Site Address: mySite variable.

File Path:

replace(
  first(items('Apply_to_each')?['AttachmentFiles']?['results'])?['ServerRelativeUrl'],
  '/sites/MySite',''
        )

Break down a little bit of the formula:

Grabs the first attachment for the current item in the loop (since I only has one image type column),

Reads its full ServerRelativeUrl (which includes /sites/MySite), and

Removes the /sites/MySite prefix, leaving it with a cleaner, site‐relative path like for example /Lists/MyList/Attachments/123/Plan.docx.

See below:

image-20250606171517879

6. Add ‘Populate a Microsoft Word template’.

Location: OneDrive for Business , you can use SharePoint Library as well.

Document Library: OneDrive

File: /PolulatedDocument.docx. You can choose the file from the Folder on the right.

Mytitle: items('Apply_to_each')?['Title']. Click fx, and type formula , and add.

Mypic: body('Get_file_content_using_path'). Click ⚡ and choose it (see below).

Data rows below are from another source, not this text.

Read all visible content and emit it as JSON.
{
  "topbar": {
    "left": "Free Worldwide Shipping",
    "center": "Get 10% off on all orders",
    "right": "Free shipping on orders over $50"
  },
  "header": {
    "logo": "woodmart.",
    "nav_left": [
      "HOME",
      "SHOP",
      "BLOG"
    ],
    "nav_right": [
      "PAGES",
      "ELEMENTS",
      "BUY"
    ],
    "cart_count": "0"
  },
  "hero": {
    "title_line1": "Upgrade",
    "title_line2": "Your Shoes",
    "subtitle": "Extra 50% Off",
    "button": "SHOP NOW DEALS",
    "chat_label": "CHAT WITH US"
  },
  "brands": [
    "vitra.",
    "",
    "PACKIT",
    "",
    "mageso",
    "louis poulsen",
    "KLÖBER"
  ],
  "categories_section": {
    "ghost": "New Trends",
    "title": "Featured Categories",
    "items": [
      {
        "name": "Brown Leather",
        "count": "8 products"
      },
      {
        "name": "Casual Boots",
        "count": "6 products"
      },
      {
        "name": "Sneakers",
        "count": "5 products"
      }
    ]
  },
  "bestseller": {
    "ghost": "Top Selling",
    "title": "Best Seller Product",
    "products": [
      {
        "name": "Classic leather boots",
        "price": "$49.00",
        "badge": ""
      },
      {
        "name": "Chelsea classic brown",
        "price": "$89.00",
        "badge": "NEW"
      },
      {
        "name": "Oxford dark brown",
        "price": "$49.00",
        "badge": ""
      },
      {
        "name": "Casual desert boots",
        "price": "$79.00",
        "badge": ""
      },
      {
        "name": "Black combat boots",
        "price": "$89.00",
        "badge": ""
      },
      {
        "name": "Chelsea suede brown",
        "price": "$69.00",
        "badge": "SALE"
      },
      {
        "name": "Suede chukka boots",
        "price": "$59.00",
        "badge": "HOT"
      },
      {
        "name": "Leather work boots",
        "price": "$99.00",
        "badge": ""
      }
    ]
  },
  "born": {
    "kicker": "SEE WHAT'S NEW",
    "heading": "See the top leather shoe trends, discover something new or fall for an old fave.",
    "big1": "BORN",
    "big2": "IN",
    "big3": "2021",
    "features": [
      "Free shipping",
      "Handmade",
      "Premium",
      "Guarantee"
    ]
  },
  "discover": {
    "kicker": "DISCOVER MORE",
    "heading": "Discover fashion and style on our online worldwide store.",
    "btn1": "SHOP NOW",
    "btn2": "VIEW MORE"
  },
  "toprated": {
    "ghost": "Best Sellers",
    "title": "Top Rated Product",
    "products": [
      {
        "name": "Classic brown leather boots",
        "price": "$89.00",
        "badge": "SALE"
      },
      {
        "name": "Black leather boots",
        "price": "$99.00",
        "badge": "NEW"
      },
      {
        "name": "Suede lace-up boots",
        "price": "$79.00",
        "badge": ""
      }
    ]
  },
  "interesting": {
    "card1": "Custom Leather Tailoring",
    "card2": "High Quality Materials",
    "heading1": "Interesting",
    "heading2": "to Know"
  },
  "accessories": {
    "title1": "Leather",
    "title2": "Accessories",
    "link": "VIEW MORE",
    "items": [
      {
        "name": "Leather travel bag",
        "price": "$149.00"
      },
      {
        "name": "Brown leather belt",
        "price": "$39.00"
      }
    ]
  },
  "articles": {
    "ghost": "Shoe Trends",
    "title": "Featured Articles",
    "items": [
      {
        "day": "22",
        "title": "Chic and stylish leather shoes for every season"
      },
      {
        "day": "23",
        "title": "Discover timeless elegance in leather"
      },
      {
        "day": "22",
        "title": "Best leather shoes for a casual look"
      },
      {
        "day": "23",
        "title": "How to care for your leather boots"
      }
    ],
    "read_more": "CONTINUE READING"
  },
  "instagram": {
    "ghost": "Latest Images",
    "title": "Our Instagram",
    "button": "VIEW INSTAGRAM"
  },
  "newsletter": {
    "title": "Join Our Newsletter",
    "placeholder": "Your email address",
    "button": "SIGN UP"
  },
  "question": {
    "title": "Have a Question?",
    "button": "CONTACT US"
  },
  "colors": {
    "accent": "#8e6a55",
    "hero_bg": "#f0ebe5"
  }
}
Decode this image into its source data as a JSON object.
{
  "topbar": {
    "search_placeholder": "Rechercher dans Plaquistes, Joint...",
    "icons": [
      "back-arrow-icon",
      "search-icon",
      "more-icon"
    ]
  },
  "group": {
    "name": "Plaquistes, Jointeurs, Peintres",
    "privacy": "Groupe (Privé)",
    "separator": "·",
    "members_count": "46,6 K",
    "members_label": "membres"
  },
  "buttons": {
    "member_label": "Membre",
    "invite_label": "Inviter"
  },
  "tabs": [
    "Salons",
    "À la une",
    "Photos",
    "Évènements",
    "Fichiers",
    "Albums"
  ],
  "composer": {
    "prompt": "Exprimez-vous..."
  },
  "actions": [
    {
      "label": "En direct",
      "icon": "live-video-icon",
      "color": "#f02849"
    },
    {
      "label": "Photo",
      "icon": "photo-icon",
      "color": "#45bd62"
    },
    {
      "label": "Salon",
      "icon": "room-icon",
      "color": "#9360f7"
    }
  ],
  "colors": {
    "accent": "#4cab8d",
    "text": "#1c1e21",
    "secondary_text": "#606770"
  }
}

You may have different elements from your word template.

image-20250606172409304

7. Add ‘Create file’.

Site: mySite from the variable.

Folder Path: /Shared Documents. I choose the default Documents from ‘MySite’.

File Name: {items('Apply_to_each')?['ID']}.docx. I use the ID for the word file name.

File Content: body('Populate_a_Microsoft_Word_template'), click ⚡,you will see it.

See below:

image-20250606174856485

You can also add more steps, for example send the word file as attachment.

In closing, automating the population of a Word template from a SharePoint list with Power Automate not only saves time but also reduces errors by ensuring your documents always use the latest data. Once set up, the flow runs hands-free—letting you focus on more strategic work. Give it a try in your next project to streamline document generation and keep your team aligned.